Wednesday the UK Medicines Agency (Mhra) has given the green light to the vaccine produced by the pharmaceutical company AstraZeneca in collaboration with the University of Oxford, than in the UK it will be administered from 4 January. Prime Minister Boris Johnson spoke of the "global success of British science", affirming the intention to vaccinate "as many people as quickly as possible". In the evening, Argentina also announced the green light to anti-Covid vials made in England.

The situation is however very different in the EU, where on Tuesday the European Medicines Agency (Ema) let it be known that probably the approval of the AstraZeneca vaccine will not even arrive within the month of January. The British drugmaker said it had submitted "a comprehensive data package for the market authorization application" in Brussels. The EMA confirms that it is examining the materials, but underlines that "additional scientific information on the quality, safety and efficacy" of the drug is needed for "a conditional market authorization".

Even more cautious United States, where Dr. Moncef Slaoui of the US Vaccine Task Force announced that “emergency approval of the Oxford vaccine shouldn't come before April 2021”. Washington wants to await the results of further tests underway in the US.
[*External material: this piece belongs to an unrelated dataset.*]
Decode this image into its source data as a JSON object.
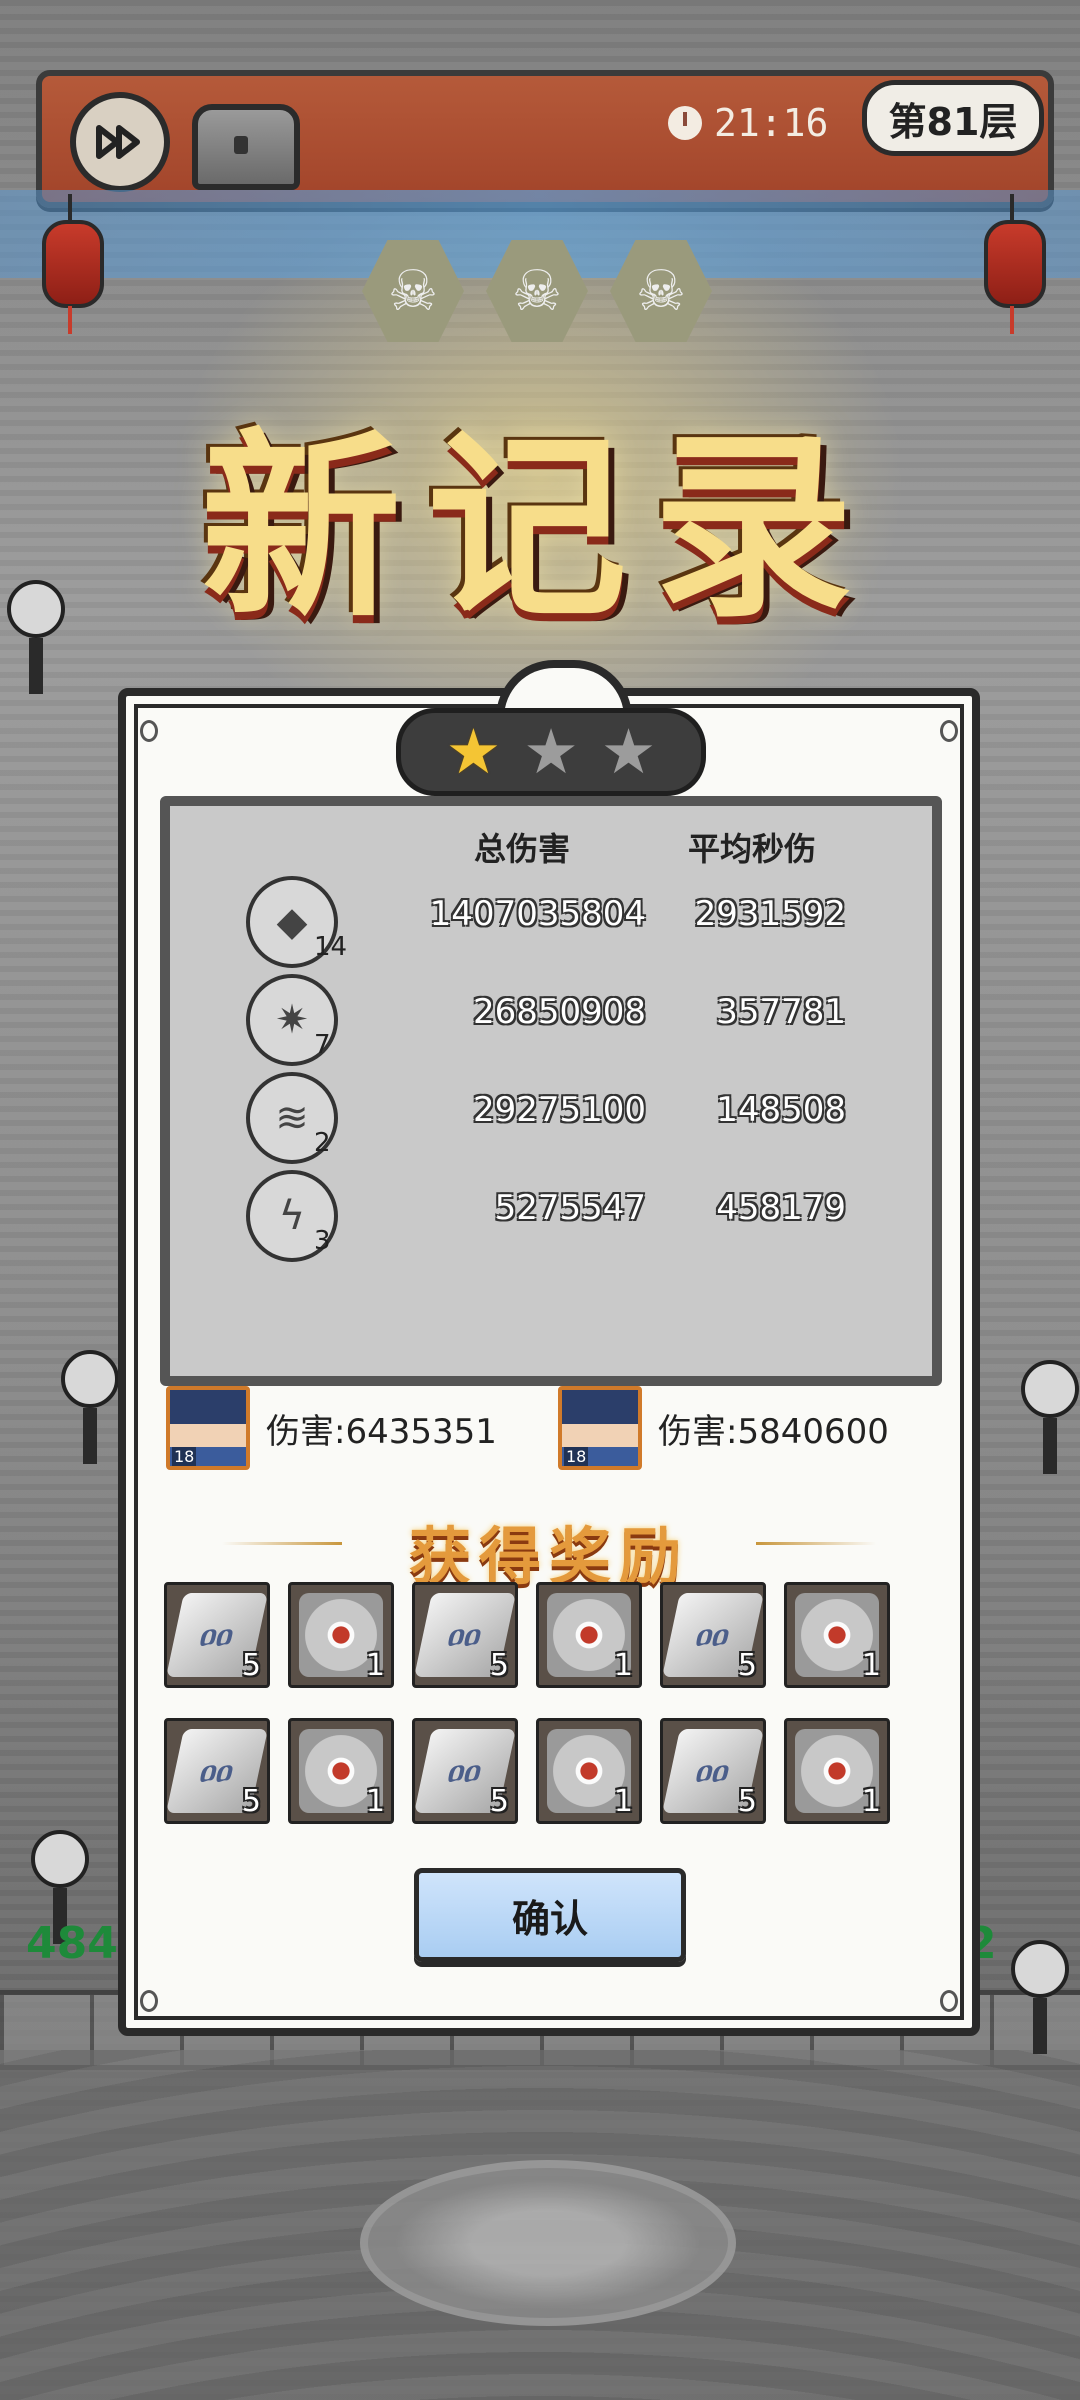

Now, why did London approve the AstraZeneca vaccine so quickly, while Europe and the United States take time? The Mhra guarantees that “the approval process was rigorous and respected the highest standards of quality, safety and efficacy. No steps have been skipped."
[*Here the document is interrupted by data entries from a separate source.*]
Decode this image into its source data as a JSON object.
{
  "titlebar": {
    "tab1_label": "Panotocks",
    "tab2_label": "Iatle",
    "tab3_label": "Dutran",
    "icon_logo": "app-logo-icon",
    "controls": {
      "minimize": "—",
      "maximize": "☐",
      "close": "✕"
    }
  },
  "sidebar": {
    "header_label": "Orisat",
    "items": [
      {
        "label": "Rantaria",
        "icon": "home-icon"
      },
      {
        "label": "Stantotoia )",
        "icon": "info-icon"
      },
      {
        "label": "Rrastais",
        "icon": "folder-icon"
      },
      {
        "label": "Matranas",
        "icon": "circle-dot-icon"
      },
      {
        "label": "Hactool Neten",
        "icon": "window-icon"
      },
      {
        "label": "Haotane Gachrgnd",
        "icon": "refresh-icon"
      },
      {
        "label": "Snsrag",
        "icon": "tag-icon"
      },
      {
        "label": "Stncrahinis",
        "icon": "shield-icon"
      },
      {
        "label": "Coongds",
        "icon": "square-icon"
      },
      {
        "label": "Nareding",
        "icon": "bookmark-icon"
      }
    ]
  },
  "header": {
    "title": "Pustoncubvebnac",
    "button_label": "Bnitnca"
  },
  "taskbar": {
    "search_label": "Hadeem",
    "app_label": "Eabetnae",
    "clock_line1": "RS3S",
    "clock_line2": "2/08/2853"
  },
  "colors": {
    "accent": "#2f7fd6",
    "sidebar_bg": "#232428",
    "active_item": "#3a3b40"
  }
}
In fact, no one gets to question the safety of the Oxford-branded vaccine. However, the EU and US drug agencies want to know more about its effectiveness and methods of use, also because so far the drug has been tested mostly on under 55s and less on the elderly. An EMA source told the Reuters news agency that "we still need to investigate why, illogically, the English vaccine seems more effective (90%) with a first half dose followed by a whole dose, instead of two full doses (62%)”. Not surprisingly, Mhra itself has decided that, for now, the first method will not be accepted, "pending investigations". Furthermore, the source continues, the "12 weeks of waiting between the first and second administration" announced yesterday by the British are still to be explored: "It is difficult to interpret these studies: initially AstraZeneca had foreseen four weeks, then in some tests in the UK they waited ten, others in Brazil 6, finally 12”.

There are two possibilities: either the MHRA has information still unknown to the European and American authorities, or it has decided not to comply with the particularly high standards of the EMA and the FDA.